For many parents, the diagnosis of autism in one of their children is devastating and many reach out to try these unproven "cures". You do have to be careful that these alleged treatments don't harm the child and also that you don't rush into hopefully noting a big improvement where there is none. Most of us who work with those who have autism realize that this is a complex brain disorder; the causes are multifactorial, including genetic and environmental; and there is no cure.

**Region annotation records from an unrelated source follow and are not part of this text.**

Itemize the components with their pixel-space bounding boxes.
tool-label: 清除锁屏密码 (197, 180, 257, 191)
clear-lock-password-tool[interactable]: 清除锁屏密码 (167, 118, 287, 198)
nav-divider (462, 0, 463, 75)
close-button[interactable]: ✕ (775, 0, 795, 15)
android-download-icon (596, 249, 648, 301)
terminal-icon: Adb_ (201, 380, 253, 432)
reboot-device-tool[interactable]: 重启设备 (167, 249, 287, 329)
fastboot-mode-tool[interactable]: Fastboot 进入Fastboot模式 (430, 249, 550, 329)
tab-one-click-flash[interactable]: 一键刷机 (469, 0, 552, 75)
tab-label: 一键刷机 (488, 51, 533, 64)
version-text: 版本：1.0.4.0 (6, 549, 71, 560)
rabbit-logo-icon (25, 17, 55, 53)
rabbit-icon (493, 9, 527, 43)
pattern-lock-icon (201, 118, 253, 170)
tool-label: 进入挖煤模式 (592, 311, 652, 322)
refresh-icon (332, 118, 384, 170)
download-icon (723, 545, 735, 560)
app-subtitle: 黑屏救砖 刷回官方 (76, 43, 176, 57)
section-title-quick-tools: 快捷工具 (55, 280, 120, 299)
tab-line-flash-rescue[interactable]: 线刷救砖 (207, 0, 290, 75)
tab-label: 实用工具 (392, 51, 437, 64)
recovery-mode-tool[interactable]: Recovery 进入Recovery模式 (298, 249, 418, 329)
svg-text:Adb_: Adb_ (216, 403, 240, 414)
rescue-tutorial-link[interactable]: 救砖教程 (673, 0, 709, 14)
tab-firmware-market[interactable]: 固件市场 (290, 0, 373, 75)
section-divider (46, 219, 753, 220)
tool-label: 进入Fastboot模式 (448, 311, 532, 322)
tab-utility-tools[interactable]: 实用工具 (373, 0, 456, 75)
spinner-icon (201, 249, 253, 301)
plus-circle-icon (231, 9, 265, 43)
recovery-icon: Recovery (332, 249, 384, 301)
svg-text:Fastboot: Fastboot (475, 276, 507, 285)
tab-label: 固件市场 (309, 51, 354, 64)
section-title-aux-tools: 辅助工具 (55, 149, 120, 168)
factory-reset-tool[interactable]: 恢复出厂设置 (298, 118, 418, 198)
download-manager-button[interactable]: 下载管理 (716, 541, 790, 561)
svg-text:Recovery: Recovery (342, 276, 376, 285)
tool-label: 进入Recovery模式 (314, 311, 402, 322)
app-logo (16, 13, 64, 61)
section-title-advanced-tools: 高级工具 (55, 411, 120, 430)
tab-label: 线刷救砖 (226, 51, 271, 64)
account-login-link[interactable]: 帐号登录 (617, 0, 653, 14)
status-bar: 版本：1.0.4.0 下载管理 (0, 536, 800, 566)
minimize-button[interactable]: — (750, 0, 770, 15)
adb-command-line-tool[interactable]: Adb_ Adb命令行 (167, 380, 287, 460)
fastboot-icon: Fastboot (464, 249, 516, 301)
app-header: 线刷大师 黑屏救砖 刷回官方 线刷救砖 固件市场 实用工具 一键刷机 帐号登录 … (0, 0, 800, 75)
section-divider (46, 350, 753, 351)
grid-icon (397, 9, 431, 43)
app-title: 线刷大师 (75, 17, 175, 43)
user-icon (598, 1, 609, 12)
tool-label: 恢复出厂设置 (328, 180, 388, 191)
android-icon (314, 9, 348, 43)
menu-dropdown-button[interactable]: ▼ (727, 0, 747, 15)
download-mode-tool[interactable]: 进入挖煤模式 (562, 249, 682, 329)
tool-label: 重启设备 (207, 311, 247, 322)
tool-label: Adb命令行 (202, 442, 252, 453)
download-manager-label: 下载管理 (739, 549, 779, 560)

What I have seen to be most effective is within the educational and behavioral interventions. I al

Percy R.
Percy R.6 years ago

So Lindsey, only those who share your views are allowed to join this website and contribute to the conversation?

Lindsey DTSW
.6 years ago

Unfortunately, Maria, actual identity can quite reasonably alter our evaluation of the substance of one's comments. And coincidence can be stretched only so far.

Aaron Holmgren
Aaron Holmgren6 years ago

@Maria N.,

I commend you on your sound reason and diplomatic stance in this discussion. We are not here to push our beliefs on others, but to share our understanding of the issue. Thank you.